La tormenta tropical Elsa pasó de largo por el poblado amanciero de Guayabal sin dedicarle ni siquiera un borrascoso y húmedo guiño. Cosa rara, porque su litoral parece como poseído del raro «aché» de atraer cuanto ciclón o marejada se despistan por las azules aguas del golfo de Guacanayabo.
En efecto, los cuadernos de bitácora locales registran más de una escaramuza contra los perversos emisarios de los dioses Eolo y Poseidón, empecinados en incluir al humilde asentamiento en sus funestos itinerarios, y culpables de las cicatrices que le marcan la epidermis en su centenaria existencia.

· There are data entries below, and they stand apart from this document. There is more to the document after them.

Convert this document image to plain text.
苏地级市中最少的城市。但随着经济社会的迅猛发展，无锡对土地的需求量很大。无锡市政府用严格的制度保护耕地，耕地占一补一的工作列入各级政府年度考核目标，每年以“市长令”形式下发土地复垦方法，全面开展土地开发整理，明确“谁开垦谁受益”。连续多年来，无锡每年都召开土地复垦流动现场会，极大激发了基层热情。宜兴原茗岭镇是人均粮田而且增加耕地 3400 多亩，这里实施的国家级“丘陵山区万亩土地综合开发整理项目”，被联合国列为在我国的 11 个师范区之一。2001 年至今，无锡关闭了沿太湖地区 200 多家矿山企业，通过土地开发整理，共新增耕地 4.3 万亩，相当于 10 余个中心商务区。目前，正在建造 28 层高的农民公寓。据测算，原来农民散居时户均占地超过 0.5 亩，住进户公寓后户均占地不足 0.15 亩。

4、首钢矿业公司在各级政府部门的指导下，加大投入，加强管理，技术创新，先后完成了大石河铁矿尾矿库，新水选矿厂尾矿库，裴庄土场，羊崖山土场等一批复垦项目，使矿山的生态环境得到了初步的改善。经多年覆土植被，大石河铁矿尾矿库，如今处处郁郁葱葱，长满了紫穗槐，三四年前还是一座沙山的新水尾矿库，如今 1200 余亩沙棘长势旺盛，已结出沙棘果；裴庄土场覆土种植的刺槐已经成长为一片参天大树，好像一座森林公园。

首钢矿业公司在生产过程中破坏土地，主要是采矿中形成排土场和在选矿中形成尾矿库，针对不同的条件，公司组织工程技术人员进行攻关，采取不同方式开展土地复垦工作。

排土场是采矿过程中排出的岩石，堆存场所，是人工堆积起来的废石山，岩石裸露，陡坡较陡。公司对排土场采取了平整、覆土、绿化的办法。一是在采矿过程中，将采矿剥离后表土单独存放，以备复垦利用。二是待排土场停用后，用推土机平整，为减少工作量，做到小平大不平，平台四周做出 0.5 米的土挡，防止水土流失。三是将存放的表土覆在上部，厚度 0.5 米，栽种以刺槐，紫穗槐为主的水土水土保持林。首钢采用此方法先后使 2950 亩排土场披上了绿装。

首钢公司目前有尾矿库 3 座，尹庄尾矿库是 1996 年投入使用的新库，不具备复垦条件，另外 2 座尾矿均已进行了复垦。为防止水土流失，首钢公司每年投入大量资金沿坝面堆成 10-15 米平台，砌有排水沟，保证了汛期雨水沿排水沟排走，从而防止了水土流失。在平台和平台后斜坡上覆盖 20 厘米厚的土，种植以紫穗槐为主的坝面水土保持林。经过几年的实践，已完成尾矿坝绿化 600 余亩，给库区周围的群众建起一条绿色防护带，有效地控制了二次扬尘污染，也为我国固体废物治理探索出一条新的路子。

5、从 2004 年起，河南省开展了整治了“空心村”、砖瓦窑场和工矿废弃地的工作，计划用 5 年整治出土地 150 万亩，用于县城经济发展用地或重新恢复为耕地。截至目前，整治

La furia de Natura contra Guayabal debutó en el siglo XIX, cuando una enorme ventisca lo vapuleó a su antojo. El ciclón de 1932 arrasó allí con la quinta y con los mangos. En agosto de 1950 se le encimó otro feroz temporal. Para no ser menos, el tristemente célebre Flora lo caló hasta los huesos en octubre de 1963. Ike (el huracán leñador) lo lanzó contra las cuerdas en septiembre de 2008. Y dos meses después, Paloma —¿o mejor tigresa?— lo puso al borde del nocao.

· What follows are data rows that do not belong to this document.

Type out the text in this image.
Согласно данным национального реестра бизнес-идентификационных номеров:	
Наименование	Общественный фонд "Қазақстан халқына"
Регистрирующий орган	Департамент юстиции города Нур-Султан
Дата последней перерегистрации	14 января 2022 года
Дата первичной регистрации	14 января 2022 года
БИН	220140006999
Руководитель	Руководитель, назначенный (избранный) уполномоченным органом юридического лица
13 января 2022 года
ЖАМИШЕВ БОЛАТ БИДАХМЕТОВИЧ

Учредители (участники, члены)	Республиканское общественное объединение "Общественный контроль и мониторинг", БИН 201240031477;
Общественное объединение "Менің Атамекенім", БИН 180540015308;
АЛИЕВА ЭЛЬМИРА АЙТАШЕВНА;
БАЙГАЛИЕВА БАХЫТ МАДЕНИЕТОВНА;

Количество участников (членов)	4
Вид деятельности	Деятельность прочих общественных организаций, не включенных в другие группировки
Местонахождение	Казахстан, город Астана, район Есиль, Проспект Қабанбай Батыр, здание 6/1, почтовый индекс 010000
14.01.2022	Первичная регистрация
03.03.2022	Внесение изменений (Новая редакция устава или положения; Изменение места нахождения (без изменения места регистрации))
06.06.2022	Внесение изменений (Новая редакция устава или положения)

Un solo inmueble guayabalense resistió a pie firma las furibundas golpizas de los elementos. Fue construido en 1927 como vivienda familiar a pocos metros de la playa. Tiene costillar de tablas de madera, refuerzos de sólidas vigas y soportes de gruesos pilotes. Allí permanece, casi un siglo después. Ni el viento ni las olas han conseguido doblegarlo.
Pero existe algo de mágico en esta añeja edificación de cubierta de tejas y puertas frontales. Lo explica, a su manera, el sitio web de la emisora de Santa Cruz del Sur, una ciudad también bañada por el Golfo de Guacanayabo y casi borrada del mapa por la furia del huracán de 1932. Dice:
«Asombra que de los dos pueblos arrasados por el ciclón de 1932 —la propia Santa Cruz del Sur y el poblado de Guayabal, distantes por mar unos 35 kilómetros—, las únicas casas que quedaron en pie las construyó… ¡el mismo carpintero!».

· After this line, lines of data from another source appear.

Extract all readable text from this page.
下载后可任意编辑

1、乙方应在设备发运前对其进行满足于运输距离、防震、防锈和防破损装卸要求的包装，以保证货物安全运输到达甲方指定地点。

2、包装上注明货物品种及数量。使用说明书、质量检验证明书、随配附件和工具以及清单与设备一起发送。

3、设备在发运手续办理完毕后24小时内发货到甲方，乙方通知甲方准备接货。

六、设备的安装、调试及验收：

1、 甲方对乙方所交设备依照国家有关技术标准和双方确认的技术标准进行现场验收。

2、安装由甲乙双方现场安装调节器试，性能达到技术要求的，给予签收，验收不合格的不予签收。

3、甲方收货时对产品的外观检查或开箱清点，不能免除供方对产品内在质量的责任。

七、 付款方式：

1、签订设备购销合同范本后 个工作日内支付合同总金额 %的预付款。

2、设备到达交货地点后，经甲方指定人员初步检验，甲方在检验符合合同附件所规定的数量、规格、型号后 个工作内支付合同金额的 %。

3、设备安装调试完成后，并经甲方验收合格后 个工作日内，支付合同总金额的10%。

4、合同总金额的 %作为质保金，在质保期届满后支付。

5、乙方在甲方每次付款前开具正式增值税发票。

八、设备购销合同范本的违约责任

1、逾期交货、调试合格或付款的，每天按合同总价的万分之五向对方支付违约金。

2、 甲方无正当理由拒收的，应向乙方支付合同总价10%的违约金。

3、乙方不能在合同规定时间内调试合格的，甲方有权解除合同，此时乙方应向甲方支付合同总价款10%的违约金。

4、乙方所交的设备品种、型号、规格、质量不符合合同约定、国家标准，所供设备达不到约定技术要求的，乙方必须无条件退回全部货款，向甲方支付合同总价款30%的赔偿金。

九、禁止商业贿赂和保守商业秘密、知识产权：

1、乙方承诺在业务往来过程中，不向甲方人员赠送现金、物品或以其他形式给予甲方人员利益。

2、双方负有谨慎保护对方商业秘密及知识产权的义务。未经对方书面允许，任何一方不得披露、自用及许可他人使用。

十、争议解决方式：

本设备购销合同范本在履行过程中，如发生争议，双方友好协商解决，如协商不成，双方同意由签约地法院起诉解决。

¿Artista del oficio ese hombre? ¿O veleidades de la diosa fortuna? ¡Vaya usted a saber! Lo cierto es que la casa de Guayabal continúa en el mismo sitio donde fue levantada, quizás más decrépita que otrora, pero erguida, como un testimonio de que la cólera de la naturaleza no siempre se sale con la suya. Tal vez por eso, Elsa le concedió un respiro.